Syrian human rights activists are used to living in fear. During the regime of former president and dictator Hafez al-Assad many human rights activists were jailed for decades and often tortured. It seemed that things would change when his son Bashir succeeded him in 2000.

The new president promised more freedom and democracy. Human rights activists started to collect petitions calling for more freedoms. They also held demonstrations, and new groups have sprouted like mushrooms. However, the Human Rights Watch organisation reports that in recent years activists have been rounded up in one wave of arrests after another. In 2006, seven young human rights activists were sentenced to up to seven years in jail.

Fear and concern
Razan Zeitouneh, who was arrested last year, says the human rights movement has been paralysed by fear. Her organisation, the Damascus Centre for Human Rights Studies conducts research into the situation in Syria. Ms Zeitouneh interviewed other human rights activists. She concluded that there were two dominant feelings: fear and concern about those close to you:
"The fear returns every time you're arrested or someone close to you is arrested or tortured. But the fear also gradually fades away. However, concern about your family stays and can paralyse you completely."

It's a tried and tested method of keeping someone under one's thumb. Threatening a member of someone's family is like having the person in the hands of the police.

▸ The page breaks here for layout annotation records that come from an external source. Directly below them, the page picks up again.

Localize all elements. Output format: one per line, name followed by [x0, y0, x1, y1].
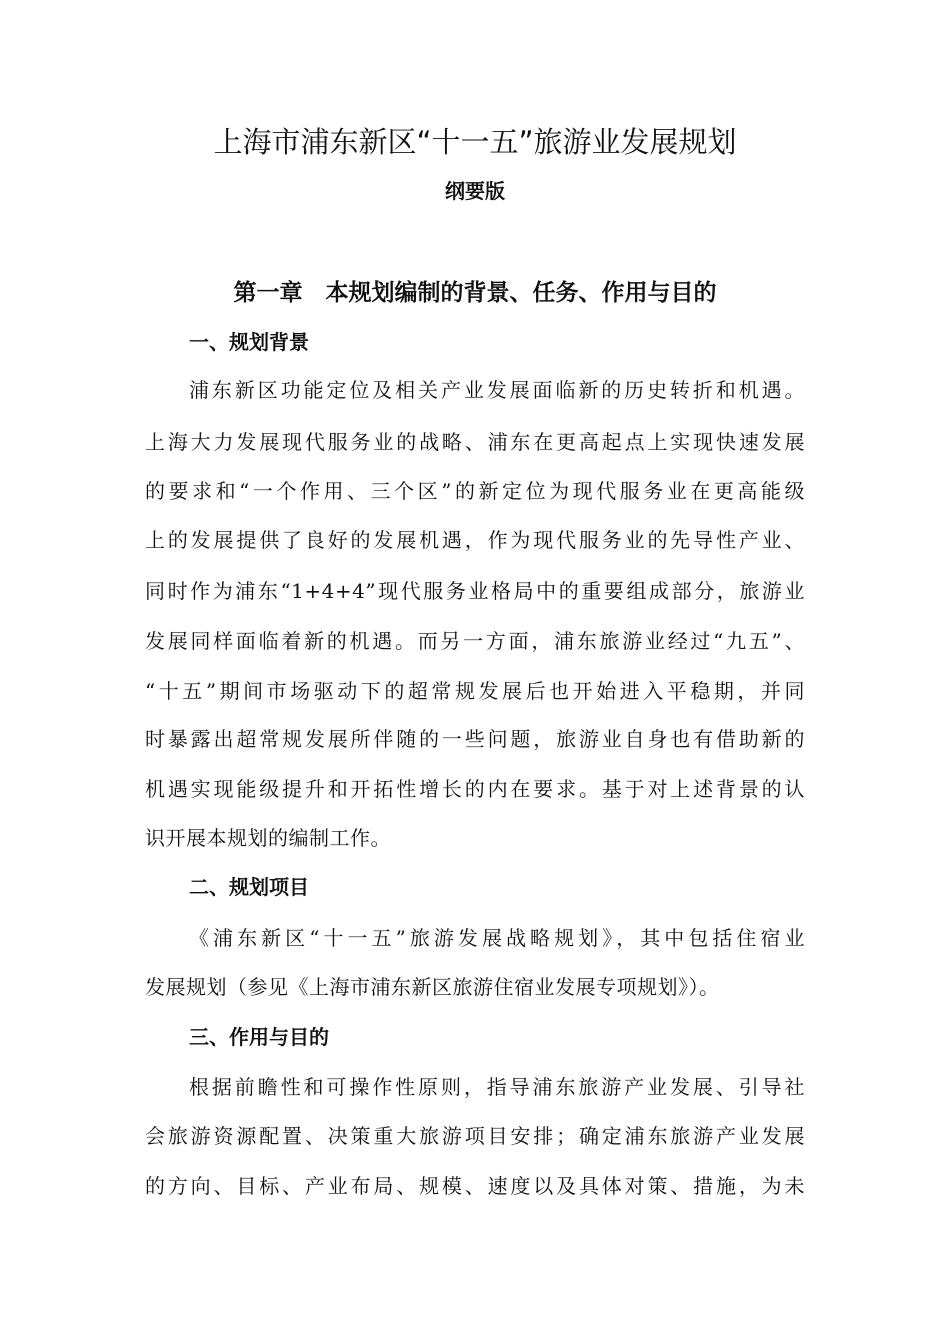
- paragraph-line: 的要求和“一个作用、三个区”的新定位为现代服务业在更高能级: [145, 479, 805, 503]
- section-heading-background: 一、规划背景: [189, 330, 309, 354]
- document-subtitle: 纲要版: [445, 179, 505, 203]
- chapter-title: 第一章 本规划编制的背景、任务、作用与目的: [233, 280, 717, 306]
- paragraph-line: 根据前瞻性和可操作性原则，指导浦东旅游产业发展、引导社: [189, 1075, 805, 1099]
- paragraph-line: 会旅游资源配置、决策重大旅游项目安排；确定浦东旅游产业发展: [145, 1124, 805, 1148]
- paragraph-line: 浦东新区功能定位及相关产业发展面临新的历史转折和机遇。: [189, 378, 805, 402]
- paragraph-line: 的方向、目标、产业布局、规模、速度以及具体对策、措施，为未: [145, 1174, 805, 1198]
- section-heading-project: 二、规划项目: [189, 875, 309, 899]
- paragraph-line: 同时作为浦东“1+4+4”现代服务业格局中的重要组成部分，旅游业: [145, 579, 805, 603]
- document-title: 上海市浦东新区“十一五”旅游业发展规划: [213, 125, 737, 159]
- paragraph-line: 时暴露出超常规发展所伴随的一些问题，旅游业自身也有借助新的: [145, 727, 805, 751]
- paragraph-line: 机遇实现能级提升和开拓性增长的内在要求。基于对上述背景的认: [145, 777, 805, 801]
- paragraph-line: 发展规划（参见《上海市浦东新区旅游住宿业发展专项规划》）。: [145, 975, 720, 999]
- paragraph-line: 识开展本规划的编制工作。: [145, 826, 391, 850]
- paragraph-line: 《浦东新区“十一五”旅游发展战略规划》，其中包括住宿业: [189, 926, 805, 950]
- paragraph-line: 上的发展提供了良好的发展机遇，作为现代服务业的先导性产业、: [145, 528, 805, 552]
- paragraph-line: 发展同样面临着新的机遇。而另一方面，浦东旅游业经过“九五”、: [145, 629, 805, 653]
- section-heading-purpose: 三、作用与目的: [189, 1025, 329, 1049]
- paragraph-line: “十五”期间市场驱动下的超常规发展后也开始进入平稳期，并同: [145, 679, 805, 703]
- paragraph-line: 上海大力发展现代服务业的战略、浦东在更高起点上实现快速发展: [145, 430, 805, 454]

"You've got to learn to live with the concern, because you never get rid of it. Your first step is to recognise it. You must let it become part of you. And you must understand that there are other emotions. This gives you the perseverance you will need to continue your work."
Practical protection

Human rights activist Ammar Qurabi, former member of an outlawed Syrian opposition party, says he has been arrested six times. On the telephone he proposes to meet in the busy lobby of a hotel in Damascus. Wouldn't he prefer a quieter place? "Why? I'm not afraid!"

In the lobby, Qurabi tells he is no longer allowed to leave the country. He knows no fear, he says with a smile,
"Because the secret services are becoming bored with reading all of my e-mails and reports."

His organisation reports on issues such as women's rights and the Kurdish minority in Syria. Incidentally, Qurabi enjoys a certain measure of protection because of his contacts with Amnesty International, among other organisations. He is known as a good international networker, creating a bit of security for himself. Yet another prison term for Qurabi would be guaranteed to make international headlines.
"Morons"

Some human rights activists possess a remarkable mechanism for self-protection: their sense of relativity. The agents of the Mukharabat? They don't frighten the activists. Most of them are 'morons' anyway, they say, referring to the barely-qualified taxi drivers acting as secret agents.

Even a 30-year prison term is something to be philosophical about, as human rights activist Mustapha demonstrates, pointing at a house as he gets out of a taxi in Damascus.

"See that house over there? That's where a friend of mine lives. He was in prison for 30 years, but he has still got a zest for life. Thirty years, it is terribly long, but you know, you may be tortured at first, but later you spend so much time with your warders, they can't help but becoming your friends. Then it's not so bad."